William Stanley Jevons (1835-1882) fue un economista inglés que pasó a la historia por comenzar, junto a Menger y a Walras, la denominada revolución marginalista. Aplicó el cálculo diferencial a la economía y formuló la teoría que vincula el valor de las cosas y su utilidad. No en vano Jevons fue solo unas décadas posterior en el tiempo a Jeremy Bentham. Bentham, filósofo y padre del pensamiento utilitarista, legó sus restos o autoicono a la ciencia, de modo que su esqueleto nos saluda hoy, como una broma un tanto macabra, desde su puesto en uno de los edificios centrales del University College en Londres.

No se alude a Jevons en este blog por sus aportaciones a la microeconomía, sino por una curiosa teoría que pertenece más bien al campo de la macroeconomía. Jevons sostuvo que el sol, y en particular, las manchas solares, afectaban al ciclo económico a través de su impacto en la climatología y, en último término, en las cosechas agrícolas. El tiempo desmintió el peregrino argumento de Jevons, pero la idea, de algún modo, se conservó hasta nuestros días. En la actualidad se define el sunspot equilibrium como aquel en el que las variables económicas fluctúan debido a un factor aleatorio X, que posiblemente no influye per se en la producción, la renta o el empleo pero sí en las expectativas de los agentes (cuya importancia, por cierto, ya fue destacada por otro ilustre británico y vecino del University College, John Maynard Keynes). Dicho de otro modo, X impacta en la economía porque los agentes piensan que va a impactar en la economía; es una profecía que se autocumple.

En estos momentos, por desgracia, el coronavirus se ha cobrado ya más de dos mil vidas, se está comenzando a expandir por Europa y a principios de semana ha sembrado el pánico en las Bolsas. Los principales índices han descendido entre un 3% y un 5% y el Ibex ha registrado su peor caída desde el Brexit.

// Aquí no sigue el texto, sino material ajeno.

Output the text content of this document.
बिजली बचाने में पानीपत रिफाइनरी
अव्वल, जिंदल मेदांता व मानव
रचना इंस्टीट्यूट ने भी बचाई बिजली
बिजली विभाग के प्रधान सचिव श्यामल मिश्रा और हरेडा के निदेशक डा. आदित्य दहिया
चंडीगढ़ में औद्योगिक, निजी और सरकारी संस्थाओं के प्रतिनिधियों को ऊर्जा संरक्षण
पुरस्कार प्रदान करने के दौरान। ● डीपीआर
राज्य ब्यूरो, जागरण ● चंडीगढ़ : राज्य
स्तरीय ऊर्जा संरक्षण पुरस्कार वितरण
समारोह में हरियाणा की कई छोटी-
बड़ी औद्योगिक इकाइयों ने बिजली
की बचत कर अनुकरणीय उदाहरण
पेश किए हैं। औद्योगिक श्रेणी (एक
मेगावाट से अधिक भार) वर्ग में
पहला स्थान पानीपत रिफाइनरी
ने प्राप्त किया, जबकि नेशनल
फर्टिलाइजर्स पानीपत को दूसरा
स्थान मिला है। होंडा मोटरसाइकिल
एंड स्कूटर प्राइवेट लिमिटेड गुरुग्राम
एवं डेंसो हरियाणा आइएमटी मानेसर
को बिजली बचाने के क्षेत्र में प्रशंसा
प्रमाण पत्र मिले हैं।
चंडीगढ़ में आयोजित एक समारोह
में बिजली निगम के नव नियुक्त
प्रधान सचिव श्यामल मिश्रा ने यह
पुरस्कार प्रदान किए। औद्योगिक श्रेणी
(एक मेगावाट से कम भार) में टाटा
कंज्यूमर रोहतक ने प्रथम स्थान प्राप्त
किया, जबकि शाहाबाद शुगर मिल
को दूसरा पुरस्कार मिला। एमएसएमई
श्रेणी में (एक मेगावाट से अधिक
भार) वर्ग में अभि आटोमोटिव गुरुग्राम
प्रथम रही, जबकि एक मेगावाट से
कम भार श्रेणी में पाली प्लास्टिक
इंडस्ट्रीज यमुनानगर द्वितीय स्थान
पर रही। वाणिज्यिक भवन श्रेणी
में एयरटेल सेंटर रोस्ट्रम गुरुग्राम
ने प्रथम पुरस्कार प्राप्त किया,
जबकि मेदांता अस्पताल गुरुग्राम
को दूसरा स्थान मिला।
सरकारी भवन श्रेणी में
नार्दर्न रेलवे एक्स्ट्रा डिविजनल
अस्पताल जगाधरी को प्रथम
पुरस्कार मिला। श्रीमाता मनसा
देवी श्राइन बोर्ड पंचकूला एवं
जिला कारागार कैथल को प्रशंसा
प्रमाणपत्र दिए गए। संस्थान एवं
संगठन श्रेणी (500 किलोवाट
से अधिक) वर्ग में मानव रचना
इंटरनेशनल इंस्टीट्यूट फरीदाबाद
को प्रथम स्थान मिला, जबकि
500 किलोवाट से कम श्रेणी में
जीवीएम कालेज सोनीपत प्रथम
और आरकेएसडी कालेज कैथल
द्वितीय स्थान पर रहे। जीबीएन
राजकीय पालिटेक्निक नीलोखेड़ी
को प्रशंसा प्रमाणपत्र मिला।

¿Por qué caen las Bolsas? ¿Es una reacción exagerada o posee algún fundamento real? ¿Nos hallamos ante un espejismo, un factor que realmente no afecta a la economía, como las manchas solares, o ante una amenaza verdadera? ¿Acierta el FMI al sugerir que el crecimiento mundial estimado para 2020 debe recortarse en varias décimas?

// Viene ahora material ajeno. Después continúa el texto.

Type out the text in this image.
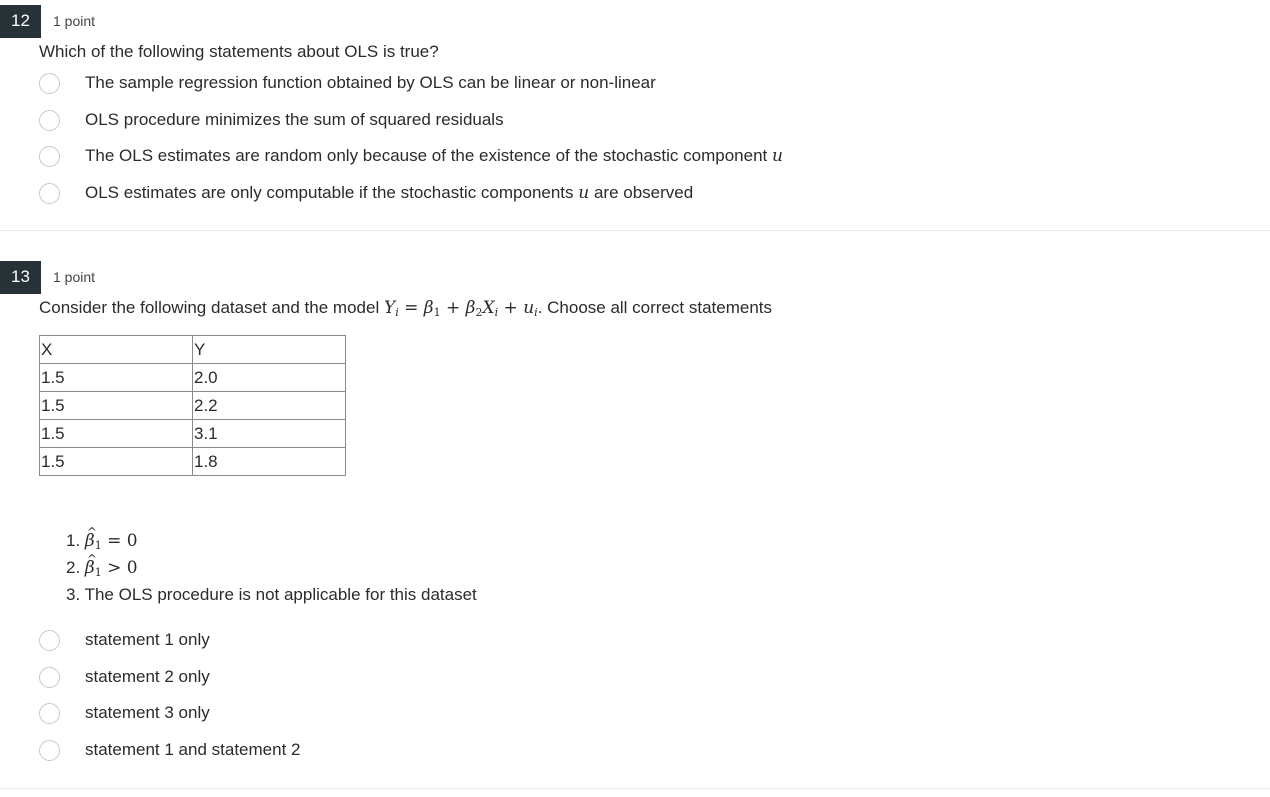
12	1 point
Which of the following statements about OLS is true?
The sample regression function obtained by OLS can be linear or non-linear
OLS procedure minimizes the sum of squared residuals
The OLS estimates are random only because of the existence of the stochastic component u
OLS estimates are only computable if the stochastic components u are observed
13	1 point
Consider the following dataset and the model $Y_i = \beta_1 + \beta_2X_i + u_i$. Choose all correct statements
X	Y
1.5	2.0
1.5	2.2
1.5	3.1
1.5	1.8
1. ^ $\beta_1 = 0$
2. ^ $\beta_1 > 0$
3. The OLS procedure is not applicable for this dataset
statement 1 only
statement 2 only
statement 3 only
statement 1 and statement 2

Lo cierto es que, en estos momentos, existe una gran dosis de incertidumbre. No se conoce a ciencia cierta el posible impacto económico del virus ni los canales por los que este efecto se hará sentir. Habrá que esperar, por lo menos, tres o cuatro semanas para disponer de información que permita elaborar estimaciones fiables, aunque, en realidad, pasarán meses antes de que se pueda realizar una valoración más certera. Esto no quiere decir que las consecuencias económicas del Covid 19 vayan a ser tremendas; sencillamente, todavía no lo sabemos.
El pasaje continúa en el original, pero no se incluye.